Reading through the lengthy fifteen chapters of the novel reminds me of the style that is much akin to that of Khaled Hosseini's 'And The Mountains Echoed' for it brings back memories on how the story is put based on the varying characters' perspective of events, circumstances and consequences. Each main characters are dedicated with a chapter, some appears to be continuous while some were divided up to rub on the anticipation as Tan digresses from the future to the past. It is fascinating to be drawn into the world of Shanghai in the early 20th century where Amy paints a hurried picture of a pristine town that is heading towards industrialisation and modernisation. The influx of the Western culture alongside the introduction of the opium trade came hand-in-hand with the more sensual business of courtesan houses where rich folks are oft seen making business and signing contracts with their Chinese counterparts. This amidst the life of the courtesans and the entertainments that follow forms the very basis of the book.
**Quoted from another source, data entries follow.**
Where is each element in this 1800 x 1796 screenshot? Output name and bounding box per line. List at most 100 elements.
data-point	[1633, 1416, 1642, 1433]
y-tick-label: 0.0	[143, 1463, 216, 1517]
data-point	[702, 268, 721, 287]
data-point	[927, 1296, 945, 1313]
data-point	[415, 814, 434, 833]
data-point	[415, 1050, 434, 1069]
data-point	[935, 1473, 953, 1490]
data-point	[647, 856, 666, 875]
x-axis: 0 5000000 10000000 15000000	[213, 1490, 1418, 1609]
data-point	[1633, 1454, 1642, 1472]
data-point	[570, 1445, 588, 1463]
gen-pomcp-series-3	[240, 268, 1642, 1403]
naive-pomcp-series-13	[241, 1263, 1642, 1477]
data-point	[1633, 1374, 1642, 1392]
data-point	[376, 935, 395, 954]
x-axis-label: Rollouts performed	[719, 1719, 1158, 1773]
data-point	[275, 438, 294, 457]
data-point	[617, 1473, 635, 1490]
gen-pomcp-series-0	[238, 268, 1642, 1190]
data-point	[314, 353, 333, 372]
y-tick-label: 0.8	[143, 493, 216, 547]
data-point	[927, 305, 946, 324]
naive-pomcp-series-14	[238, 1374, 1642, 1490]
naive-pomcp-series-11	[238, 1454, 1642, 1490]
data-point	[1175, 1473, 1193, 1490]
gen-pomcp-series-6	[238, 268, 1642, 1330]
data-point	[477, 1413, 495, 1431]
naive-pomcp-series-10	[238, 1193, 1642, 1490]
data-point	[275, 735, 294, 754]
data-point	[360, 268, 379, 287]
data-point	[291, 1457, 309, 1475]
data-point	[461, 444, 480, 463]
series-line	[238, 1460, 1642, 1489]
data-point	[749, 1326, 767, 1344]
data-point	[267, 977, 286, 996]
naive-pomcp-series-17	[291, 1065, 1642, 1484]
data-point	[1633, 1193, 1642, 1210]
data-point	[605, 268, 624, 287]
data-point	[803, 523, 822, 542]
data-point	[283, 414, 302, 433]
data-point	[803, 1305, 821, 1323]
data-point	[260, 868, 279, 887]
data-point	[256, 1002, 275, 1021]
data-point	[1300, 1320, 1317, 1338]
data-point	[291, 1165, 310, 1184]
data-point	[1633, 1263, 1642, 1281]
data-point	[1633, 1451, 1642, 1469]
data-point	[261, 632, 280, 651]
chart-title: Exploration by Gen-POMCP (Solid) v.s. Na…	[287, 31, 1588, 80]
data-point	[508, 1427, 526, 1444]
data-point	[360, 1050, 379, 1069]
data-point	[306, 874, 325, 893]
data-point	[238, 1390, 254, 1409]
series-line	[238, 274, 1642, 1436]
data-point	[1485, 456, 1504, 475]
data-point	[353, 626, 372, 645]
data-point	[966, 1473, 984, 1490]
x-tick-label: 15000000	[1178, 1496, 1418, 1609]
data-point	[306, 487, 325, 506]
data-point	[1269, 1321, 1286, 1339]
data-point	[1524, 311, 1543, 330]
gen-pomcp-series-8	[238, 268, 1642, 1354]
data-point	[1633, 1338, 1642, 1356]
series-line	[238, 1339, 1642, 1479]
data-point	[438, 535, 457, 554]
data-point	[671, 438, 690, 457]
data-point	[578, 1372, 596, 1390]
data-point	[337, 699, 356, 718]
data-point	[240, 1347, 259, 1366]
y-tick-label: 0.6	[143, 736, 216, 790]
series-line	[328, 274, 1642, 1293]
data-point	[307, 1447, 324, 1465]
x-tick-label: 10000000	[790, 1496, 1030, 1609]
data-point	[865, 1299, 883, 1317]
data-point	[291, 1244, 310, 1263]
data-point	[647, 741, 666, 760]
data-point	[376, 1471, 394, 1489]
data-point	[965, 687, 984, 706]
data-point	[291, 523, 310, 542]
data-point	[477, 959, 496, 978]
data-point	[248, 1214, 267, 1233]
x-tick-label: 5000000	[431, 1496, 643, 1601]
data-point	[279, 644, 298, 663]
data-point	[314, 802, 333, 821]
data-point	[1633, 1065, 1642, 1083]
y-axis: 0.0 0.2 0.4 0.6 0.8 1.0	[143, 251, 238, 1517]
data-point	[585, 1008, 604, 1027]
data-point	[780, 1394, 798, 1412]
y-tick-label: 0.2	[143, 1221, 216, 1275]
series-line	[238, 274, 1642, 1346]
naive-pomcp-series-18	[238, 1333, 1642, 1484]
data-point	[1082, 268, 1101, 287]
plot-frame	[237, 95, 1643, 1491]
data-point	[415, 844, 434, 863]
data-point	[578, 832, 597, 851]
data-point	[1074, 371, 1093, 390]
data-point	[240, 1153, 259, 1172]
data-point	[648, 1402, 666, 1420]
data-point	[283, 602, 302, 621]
To degrade the level of courtesans to mere provision of sexual entertainment would be churlish especially when the book entails the more higher classes of cosy boudoir where your wild dreams would come true in a way that follows after a lengthy session of courting and 'marriage'. But that's not the main drive for the book's foundation although some of these scenes were unavoidable to forgo mentioning. The bestseller as one would soon find out primarily focuses on women; and in particular their rights, their confusion with love, their strenuous relationships, their faults and weaknesses that allow them to fall prey to cheats and lies in exchange for the betterment of love and a richer life. And Amy has that skill in her in sewing the intricacy of relationships between men and women of varying generations that spans across as many as four to five in the Valley of Amazement. She grants you the experience with the contortion of lies that were sold as half-truths and as well as the heartache suffered by the courtesans as you lap in the virtues, characteristics and personalities of various men with distinct agendas.
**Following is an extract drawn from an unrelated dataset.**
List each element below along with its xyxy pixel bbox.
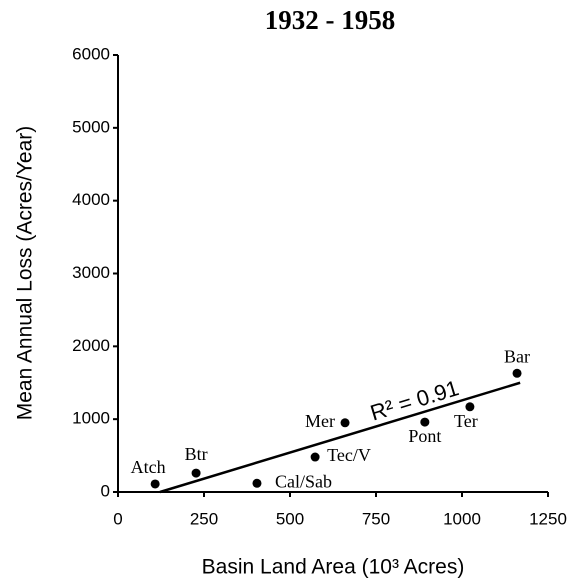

The novel has a clear trait in outlining the typical foresight of men's behaviour that has remain unchanged ever since the beginning of the world. That their primal instinct desires after carnal pleasures would drive them mad is in itself a challenge to see how Amy weaves it into her story-telling capabilities. Not all men were as overt as the most of her characters as you would realise. Take Loyalty Fang for example and that of Edward (who is a business friend of Loyalty) and compare them to Perpetual and Fairweather. The character of Lu Sheng would take some time to unfold which in a sideways glance made for an interesting side-plot. His chemistry with Lucretia Minturn and subsequently her daughter Violet Minturn and grand-daughter Flora Ivory was a progress of sorts that would touch on the very subtle ends of enlightenment.
The summation of this book would be for nought if one could not grapple with the convoluted relationship that many would simply attribute them to a significantly messed up affair. Then again, this book isn't for anyone, and it definitely isn't meant for casual reading as I have planned out before.